The solution's deployment process and technical support services could be better. Also, it could have more functionalities similar to other legacy firewall applications.
We are having some issues with internet access being denied when organizational ID-based policies change. For example, a lower level employee ends up getting the same level of access as that of a higher level employee. What happens is that the organization ID does not match the one we allowed in Zscaler. As a result, we have to allow each organization ID one at a time in the Zscaler Portal. There are also problems with the mapping of the geographic location of an IP address. For example, the IP address might be in India, but the geographical location may be mapped to a US location. In the next release, I would like to see user-based access. I would like to be able to create user-based policies so that the user can be placed in the correct AD group and get access easily.
I don't see any other improvements required with regards to the use cases that we have. I think they are good for now. I have no complaints. It would be nice to have some sort of a form factor, a physical form factor perhaps, or virtual machine that you could install on devices or on a cloud, and have some cloud computing. That provides the segmentation capabilities within the environment itself, instead of going all the way to Zscaler cloud and then coming back and get all the inspection capabilities. That's definitely one thing that I would want Zscaler to explore. That would serve 100% of use cases that I look for as an architect.
There are some areas it could improve when it comes to blocking, we have to block some things manually. For example, if we block a top-level domain we have seen that the new IPs come through, the IPs are not blocked. There should be some more granular way of doing it. My only request is if you're blocking something at a top level, the sub-level sub-domains and all those other IPs should be blocked too automatically.
It would be better if they improved their policy, package visibility, and flexibility while we're creating rules for inspection. It could also be cheaper or more things could be included in the basic package. In the next release, I would like better coverage in the Asia Pacific region and better quality of service.

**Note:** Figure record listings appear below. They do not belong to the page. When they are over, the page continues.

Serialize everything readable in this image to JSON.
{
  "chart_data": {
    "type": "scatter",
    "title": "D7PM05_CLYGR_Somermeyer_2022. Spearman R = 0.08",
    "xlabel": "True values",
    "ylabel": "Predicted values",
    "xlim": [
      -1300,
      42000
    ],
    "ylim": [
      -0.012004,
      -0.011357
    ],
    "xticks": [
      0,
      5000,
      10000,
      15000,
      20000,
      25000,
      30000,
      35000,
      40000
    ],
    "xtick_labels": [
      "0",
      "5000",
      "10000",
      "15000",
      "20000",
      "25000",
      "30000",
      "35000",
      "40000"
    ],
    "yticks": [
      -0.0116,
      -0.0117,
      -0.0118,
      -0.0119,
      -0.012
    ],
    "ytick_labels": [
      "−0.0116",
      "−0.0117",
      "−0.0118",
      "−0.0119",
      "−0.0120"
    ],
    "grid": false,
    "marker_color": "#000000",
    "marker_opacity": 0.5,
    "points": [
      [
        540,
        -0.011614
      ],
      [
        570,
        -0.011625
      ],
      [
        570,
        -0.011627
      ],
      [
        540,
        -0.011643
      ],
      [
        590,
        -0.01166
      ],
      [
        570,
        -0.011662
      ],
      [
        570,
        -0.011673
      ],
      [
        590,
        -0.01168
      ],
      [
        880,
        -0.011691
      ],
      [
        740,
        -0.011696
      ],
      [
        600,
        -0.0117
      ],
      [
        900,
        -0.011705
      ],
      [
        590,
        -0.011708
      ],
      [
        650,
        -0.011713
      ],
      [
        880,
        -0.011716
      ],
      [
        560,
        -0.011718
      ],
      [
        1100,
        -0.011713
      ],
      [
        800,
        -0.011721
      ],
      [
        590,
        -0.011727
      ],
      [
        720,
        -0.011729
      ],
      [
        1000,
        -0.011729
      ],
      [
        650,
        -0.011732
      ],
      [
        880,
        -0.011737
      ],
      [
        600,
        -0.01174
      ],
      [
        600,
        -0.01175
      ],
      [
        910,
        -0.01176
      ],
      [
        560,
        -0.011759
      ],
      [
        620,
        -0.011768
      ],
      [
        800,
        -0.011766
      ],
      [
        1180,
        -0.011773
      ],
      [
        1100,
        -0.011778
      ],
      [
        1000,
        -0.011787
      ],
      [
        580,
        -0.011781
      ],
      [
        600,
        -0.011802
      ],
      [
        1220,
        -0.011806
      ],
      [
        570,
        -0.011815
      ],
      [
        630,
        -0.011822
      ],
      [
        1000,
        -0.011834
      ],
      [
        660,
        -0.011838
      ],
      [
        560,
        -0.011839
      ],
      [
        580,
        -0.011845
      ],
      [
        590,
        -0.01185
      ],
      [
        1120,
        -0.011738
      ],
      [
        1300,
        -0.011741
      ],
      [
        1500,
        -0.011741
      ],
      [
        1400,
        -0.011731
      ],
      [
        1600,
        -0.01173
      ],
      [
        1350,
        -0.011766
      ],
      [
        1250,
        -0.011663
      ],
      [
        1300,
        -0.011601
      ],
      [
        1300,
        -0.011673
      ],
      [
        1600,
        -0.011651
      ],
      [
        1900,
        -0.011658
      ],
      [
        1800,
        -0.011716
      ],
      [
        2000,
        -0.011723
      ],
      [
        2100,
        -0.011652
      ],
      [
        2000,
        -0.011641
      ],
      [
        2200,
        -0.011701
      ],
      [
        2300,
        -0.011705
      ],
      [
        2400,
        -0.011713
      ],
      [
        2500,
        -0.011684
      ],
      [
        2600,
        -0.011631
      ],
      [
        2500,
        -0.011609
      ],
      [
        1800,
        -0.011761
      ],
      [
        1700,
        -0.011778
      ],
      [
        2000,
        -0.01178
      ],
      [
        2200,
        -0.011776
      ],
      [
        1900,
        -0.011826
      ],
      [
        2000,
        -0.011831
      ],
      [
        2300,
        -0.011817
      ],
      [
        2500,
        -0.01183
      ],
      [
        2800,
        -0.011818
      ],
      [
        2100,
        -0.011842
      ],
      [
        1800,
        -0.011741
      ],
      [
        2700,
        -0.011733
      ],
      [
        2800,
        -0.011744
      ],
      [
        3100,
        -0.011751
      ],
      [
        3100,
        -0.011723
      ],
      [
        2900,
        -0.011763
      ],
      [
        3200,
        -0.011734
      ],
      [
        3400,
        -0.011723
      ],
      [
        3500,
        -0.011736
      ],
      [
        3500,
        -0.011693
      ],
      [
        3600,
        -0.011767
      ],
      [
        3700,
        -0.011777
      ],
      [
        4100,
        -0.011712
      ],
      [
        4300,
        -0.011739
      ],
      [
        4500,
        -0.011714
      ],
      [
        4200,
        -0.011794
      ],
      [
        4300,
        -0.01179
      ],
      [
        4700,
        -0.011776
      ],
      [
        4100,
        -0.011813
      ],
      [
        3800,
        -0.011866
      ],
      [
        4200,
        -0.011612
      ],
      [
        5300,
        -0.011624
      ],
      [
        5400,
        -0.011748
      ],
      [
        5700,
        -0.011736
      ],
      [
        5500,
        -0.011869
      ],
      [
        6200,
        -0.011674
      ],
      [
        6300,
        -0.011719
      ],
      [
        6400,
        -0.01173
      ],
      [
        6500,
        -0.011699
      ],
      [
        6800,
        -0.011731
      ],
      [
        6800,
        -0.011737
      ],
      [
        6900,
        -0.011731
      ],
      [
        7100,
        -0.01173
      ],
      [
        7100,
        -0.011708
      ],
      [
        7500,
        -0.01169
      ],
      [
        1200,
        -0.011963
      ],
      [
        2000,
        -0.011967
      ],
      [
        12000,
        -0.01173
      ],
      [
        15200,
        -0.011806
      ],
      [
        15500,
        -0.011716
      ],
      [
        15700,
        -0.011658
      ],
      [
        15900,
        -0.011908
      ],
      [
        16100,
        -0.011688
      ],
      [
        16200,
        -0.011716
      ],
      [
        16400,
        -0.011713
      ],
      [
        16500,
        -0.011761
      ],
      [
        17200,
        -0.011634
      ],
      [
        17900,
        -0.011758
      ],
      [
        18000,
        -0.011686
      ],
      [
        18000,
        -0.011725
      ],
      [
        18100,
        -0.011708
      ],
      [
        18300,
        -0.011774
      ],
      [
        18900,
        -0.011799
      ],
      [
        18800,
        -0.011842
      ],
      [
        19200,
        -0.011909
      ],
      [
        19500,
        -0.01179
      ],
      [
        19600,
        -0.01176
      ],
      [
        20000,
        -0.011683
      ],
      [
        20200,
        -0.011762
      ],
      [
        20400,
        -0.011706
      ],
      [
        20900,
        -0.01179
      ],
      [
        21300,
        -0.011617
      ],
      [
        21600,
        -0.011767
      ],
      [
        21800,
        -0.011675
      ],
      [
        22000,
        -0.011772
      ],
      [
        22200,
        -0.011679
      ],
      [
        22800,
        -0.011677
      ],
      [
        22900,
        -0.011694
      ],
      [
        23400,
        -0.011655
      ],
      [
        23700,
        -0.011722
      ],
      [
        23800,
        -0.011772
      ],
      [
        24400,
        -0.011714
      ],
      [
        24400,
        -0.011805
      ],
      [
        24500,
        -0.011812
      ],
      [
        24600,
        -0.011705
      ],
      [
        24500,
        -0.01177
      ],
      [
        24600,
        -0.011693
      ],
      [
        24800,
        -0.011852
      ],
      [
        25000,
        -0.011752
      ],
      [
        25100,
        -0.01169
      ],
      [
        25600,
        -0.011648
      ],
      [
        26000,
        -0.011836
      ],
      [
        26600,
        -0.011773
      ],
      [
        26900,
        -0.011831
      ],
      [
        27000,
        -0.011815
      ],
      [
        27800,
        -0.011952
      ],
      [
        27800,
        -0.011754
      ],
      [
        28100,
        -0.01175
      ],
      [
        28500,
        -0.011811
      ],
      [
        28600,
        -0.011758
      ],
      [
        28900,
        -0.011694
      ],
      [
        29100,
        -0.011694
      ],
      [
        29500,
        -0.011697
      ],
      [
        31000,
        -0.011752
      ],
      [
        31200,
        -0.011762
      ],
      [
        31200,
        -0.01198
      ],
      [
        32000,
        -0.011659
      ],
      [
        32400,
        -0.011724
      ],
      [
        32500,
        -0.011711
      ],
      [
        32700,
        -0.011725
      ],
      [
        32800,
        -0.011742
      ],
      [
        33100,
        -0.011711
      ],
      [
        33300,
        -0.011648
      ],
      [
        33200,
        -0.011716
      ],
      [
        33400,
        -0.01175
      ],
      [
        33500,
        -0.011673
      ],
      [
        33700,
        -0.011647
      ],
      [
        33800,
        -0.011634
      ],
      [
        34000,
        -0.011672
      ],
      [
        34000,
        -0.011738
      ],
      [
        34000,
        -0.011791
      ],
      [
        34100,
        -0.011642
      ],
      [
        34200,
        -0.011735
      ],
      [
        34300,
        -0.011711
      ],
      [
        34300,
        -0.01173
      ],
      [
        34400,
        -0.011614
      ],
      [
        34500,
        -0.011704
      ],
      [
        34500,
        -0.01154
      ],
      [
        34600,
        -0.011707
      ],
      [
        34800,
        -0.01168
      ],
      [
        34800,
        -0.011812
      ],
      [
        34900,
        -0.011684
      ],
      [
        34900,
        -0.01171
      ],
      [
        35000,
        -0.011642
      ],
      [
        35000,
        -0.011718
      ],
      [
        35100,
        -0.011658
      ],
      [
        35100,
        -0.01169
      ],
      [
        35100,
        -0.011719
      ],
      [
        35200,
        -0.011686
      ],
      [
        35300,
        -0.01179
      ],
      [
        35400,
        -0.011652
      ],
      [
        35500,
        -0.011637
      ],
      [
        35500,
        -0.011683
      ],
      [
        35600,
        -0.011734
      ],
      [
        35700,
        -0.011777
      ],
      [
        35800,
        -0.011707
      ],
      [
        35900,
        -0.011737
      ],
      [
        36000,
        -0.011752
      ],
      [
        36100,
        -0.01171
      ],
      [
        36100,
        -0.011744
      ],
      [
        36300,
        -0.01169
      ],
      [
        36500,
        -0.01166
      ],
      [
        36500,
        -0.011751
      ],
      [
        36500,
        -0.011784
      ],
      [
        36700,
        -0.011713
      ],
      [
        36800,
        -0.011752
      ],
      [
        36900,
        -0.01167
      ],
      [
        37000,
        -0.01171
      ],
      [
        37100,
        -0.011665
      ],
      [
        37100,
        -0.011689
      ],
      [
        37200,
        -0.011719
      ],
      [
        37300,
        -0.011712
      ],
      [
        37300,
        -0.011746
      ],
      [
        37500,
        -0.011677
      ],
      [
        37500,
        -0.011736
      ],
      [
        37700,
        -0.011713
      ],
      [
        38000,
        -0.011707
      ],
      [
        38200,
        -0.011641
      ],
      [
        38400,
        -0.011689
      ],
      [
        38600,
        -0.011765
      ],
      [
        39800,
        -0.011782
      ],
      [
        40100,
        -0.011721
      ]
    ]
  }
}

The product could improve its integration with some legacy systems. The solution could offer more simplicity on deployment so that it's not quite so complex sometimes. The solution could benefit from more CASBs - cloud access security brokers.
Currently, the Data Leak Prevention is only for web filtering and there is nothing for email and the USB, so it would be an improvement if that could be included.
The only thing that might be improved would be to enable application of different settings. It's really the difference between having it on premises or on cloud. If you have a next gen firewall from Palo Alto which is the best on-premise solution, then you might be able to configure some things a little more. It's possible that with Zscaler, the customization of some options could be improved a little to match what is available on-premise but because it's on cloud, it doesn't allow application of extra settings.
We've had some concerns with Zscaler, but a new version is coming out that we hope will address them. This is scheduled to be released in March 2020. They've probably done some gap analysis and will be introducing more versatile features according to customer requests. The issue right now is probably that Zscaler is not providing web browser isolation. Another solution, Menlo, offers this. For one customer, we had to send traffic to Menlo to do the isolation for us. It was requested by the customer so that they could integrate any iframe. Zscaler needs to add this type of feature in their next release.